Nel suo atteggiamento distruttivo, percepiamo una certa fierezza di donna indipendente.
Tina (Valeria Golino) è sposata con un uomo mite (Michele Umberto) ed è la madre adottiva di Vittoria (Sara Casu), una bambina timida e curiosa del mondo che poco le assomiglia. Infatti, è la figlia di Angelica.
Quando Vittoria comincia a frequentare la casa di Angelica, il patto tra madre biologica e madre adottiva viene a meno facendo esplodere le conflittualità represse dei protagonisti.

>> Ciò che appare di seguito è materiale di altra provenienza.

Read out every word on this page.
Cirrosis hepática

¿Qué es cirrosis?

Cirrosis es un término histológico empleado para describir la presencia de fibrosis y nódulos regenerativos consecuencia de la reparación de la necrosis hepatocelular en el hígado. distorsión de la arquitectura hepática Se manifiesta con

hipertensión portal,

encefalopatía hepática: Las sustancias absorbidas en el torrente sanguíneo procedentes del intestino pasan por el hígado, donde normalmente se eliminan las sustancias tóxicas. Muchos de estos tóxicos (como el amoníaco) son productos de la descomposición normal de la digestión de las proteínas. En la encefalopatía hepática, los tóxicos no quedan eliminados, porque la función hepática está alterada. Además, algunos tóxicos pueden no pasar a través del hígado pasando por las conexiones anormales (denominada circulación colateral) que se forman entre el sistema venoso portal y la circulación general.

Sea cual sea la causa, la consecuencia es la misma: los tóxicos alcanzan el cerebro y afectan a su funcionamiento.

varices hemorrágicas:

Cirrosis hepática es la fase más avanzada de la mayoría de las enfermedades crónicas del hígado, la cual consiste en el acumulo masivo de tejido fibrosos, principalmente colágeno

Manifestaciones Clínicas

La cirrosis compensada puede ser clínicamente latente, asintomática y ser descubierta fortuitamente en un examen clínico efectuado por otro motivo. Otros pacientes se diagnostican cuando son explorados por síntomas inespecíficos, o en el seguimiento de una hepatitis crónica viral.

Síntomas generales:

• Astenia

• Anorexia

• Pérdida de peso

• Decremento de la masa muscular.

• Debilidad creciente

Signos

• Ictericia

Figlia mia” è un'opera promettente. Tuttavia la resa è altalenante. Nonostante una certa energia, restituita nella scena finale, è un film difficile da seguire senza rimuginare sulla necessità di certe metafore urlate (il buco nero come grembo materno e possibilità di rinascita).
Allo spettatore disorientato è negata l'opportunità di empatizzare con la storia e i protagonisti.
Il personaggio di Angelica viene introdotto con tratti eccessivi, al limite del grottesco. Non ne capiamo le esasperate contraddizioni, salvo poi scoprirne improvvisi momenti di saggezza.
L'uso del dialetto, a intermittenza, non è una scelta felice.
Nell'insieme, la sensazione di compiaciuto annacqua l'intento del messaggio corale, l'imperfezione come fonte di bellezza.

Detto questo, “Figlia mia” rimane un film da vedere.